40. The article of manufacture of claim 39, wherein the article of manufacture is a thin film, monolith, wafer, blanket, core composite material, a substrate for radiofrequency antenna, substrate for a sunshield, a substrate for a sunshade, a substrate for radome, insulating material for oil and/or gas pipeline, insulating material for liquefied natural gas pipeline, insulating material for cryogenic fluid transfer pipeline, insulating material for apparel, insulating material for aerospace applications, insulating material for buildings, cars, and other human habitats, insulating material for automotive applications, insulation for radiators, insulation for ducting and ventilation, insulation for air conditioning, insulation for heating and refrigeration and mobile air conditioning units, insulation for coolers, insulation for packaging, insulation for consumer goods, vibration dampening, wire and cable insulation, insulation for medical devices, support for catalysts, support for drugs, pharmaceuticals, and/or drug delivery systems, aqueous filtration apparatus, oil-based filtration apparatus, and solvent-based filtration apparatus, or any combination thereof.

41. The article of manufacture of claim 39, wherein the article of manufacture is an antenna.

42. The article of manufacture of claim 39, wherein the article of manufacture is a sunshield or sunscreen.

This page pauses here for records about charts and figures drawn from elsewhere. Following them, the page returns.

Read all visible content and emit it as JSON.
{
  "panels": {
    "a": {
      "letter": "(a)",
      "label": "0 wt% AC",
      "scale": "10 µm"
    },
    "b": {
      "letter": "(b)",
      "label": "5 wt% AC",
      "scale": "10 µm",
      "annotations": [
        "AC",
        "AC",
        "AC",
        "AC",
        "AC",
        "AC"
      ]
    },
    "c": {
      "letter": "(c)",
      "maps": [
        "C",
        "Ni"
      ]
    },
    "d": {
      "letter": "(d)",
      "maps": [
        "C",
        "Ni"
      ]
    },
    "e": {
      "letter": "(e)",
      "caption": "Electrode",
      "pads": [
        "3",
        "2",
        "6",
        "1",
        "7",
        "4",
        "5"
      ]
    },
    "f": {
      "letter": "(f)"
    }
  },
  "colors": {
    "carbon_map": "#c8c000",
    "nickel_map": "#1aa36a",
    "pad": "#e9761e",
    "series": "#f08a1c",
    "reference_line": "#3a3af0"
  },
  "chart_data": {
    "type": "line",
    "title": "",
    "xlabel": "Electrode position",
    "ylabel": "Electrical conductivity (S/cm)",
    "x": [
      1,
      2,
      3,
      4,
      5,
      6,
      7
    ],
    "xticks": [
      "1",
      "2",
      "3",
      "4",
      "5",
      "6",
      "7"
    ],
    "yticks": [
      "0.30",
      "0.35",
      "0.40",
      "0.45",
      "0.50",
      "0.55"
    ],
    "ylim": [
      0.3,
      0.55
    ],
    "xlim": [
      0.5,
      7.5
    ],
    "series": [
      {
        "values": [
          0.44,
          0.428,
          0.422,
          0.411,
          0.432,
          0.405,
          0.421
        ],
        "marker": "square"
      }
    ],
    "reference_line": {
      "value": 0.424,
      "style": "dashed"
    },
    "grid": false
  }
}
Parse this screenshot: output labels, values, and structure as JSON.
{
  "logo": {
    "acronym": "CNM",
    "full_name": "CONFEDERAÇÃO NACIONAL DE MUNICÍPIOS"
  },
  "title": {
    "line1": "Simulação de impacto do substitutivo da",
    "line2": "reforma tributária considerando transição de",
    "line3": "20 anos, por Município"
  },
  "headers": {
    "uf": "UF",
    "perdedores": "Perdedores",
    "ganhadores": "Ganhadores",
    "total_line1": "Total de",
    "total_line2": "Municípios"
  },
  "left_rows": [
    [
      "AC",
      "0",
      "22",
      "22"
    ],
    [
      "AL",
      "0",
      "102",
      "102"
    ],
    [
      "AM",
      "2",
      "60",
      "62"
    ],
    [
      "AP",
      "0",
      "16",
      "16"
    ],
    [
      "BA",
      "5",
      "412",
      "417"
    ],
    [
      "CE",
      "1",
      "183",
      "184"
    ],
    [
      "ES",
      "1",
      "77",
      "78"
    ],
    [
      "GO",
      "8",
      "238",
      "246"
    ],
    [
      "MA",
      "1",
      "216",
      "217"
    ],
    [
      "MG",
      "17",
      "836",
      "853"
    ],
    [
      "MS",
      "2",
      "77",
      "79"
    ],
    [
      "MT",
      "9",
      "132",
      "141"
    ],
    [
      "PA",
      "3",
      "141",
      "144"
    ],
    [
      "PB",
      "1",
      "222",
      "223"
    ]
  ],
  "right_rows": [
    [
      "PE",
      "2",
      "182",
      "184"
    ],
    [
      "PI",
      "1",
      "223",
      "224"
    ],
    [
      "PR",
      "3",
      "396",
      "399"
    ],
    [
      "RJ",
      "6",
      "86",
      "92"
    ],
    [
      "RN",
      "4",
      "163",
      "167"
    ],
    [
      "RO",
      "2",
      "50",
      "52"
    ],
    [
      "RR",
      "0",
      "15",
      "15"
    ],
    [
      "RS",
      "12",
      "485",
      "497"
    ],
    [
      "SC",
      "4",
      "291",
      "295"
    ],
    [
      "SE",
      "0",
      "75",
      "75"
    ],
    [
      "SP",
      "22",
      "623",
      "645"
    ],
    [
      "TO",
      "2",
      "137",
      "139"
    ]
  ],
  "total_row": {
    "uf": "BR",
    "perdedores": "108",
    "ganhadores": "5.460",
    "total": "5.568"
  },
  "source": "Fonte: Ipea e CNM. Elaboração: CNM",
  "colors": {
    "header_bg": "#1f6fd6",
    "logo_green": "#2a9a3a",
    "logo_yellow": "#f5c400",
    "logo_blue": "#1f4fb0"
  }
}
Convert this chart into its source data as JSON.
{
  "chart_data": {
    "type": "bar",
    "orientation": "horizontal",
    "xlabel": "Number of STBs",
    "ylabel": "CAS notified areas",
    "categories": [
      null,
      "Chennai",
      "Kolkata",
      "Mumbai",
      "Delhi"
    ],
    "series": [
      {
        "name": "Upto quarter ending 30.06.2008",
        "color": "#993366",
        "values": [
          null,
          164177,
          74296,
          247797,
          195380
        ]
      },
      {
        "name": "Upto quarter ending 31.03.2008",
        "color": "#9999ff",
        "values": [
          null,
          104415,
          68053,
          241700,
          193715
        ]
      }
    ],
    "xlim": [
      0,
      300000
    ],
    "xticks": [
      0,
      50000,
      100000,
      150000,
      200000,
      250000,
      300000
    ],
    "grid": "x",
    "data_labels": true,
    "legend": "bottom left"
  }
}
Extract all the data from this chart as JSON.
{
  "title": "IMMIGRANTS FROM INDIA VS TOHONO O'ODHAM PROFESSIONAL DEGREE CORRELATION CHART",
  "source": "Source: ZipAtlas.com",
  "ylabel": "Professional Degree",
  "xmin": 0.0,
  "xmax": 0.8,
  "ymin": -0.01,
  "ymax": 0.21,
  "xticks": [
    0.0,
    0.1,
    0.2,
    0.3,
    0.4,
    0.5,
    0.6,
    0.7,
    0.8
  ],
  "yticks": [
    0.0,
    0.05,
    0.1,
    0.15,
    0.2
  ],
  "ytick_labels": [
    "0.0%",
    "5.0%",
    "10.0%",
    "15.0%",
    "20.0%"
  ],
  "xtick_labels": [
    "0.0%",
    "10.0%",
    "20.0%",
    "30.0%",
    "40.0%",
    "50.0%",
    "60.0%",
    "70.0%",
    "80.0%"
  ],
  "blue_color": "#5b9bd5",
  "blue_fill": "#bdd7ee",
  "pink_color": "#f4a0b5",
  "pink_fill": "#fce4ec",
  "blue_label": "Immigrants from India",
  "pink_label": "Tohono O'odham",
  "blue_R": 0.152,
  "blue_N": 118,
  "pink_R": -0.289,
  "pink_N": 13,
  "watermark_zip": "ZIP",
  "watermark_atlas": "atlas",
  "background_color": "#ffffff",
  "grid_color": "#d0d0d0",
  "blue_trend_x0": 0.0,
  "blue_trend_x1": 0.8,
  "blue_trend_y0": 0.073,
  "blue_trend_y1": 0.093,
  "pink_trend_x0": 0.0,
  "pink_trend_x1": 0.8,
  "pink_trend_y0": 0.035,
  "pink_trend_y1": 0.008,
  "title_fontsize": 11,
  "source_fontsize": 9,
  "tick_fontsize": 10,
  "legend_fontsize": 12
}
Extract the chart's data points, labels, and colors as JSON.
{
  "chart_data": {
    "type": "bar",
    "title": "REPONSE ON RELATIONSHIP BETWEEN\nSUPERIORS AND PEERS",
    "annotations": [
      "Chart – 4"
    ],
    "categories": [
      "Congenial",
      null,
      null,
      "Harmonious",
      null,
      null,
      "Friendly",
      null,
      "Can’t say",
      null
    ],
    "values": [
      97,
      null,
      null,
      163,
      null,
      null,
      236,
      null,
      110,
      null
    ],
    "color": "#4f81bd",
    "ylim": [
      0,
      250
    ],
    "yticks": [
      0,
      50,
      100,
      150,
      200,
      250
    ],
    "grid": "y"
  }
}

43. The article of manufacture of claim 39, wherein the article of manufacture is a radome.

44. The article of manufacture of claim 43, wherein the article of manufacture is a filter.

45. A method of filtering a fluid comprising impurities and/or desired substances, the method comprising contacting a feed fluid with the aerogel of claim 1 under conditions sufficient to remove at least a portion of the impurities and/or desired substances from the feed fluid and produce a filtrate.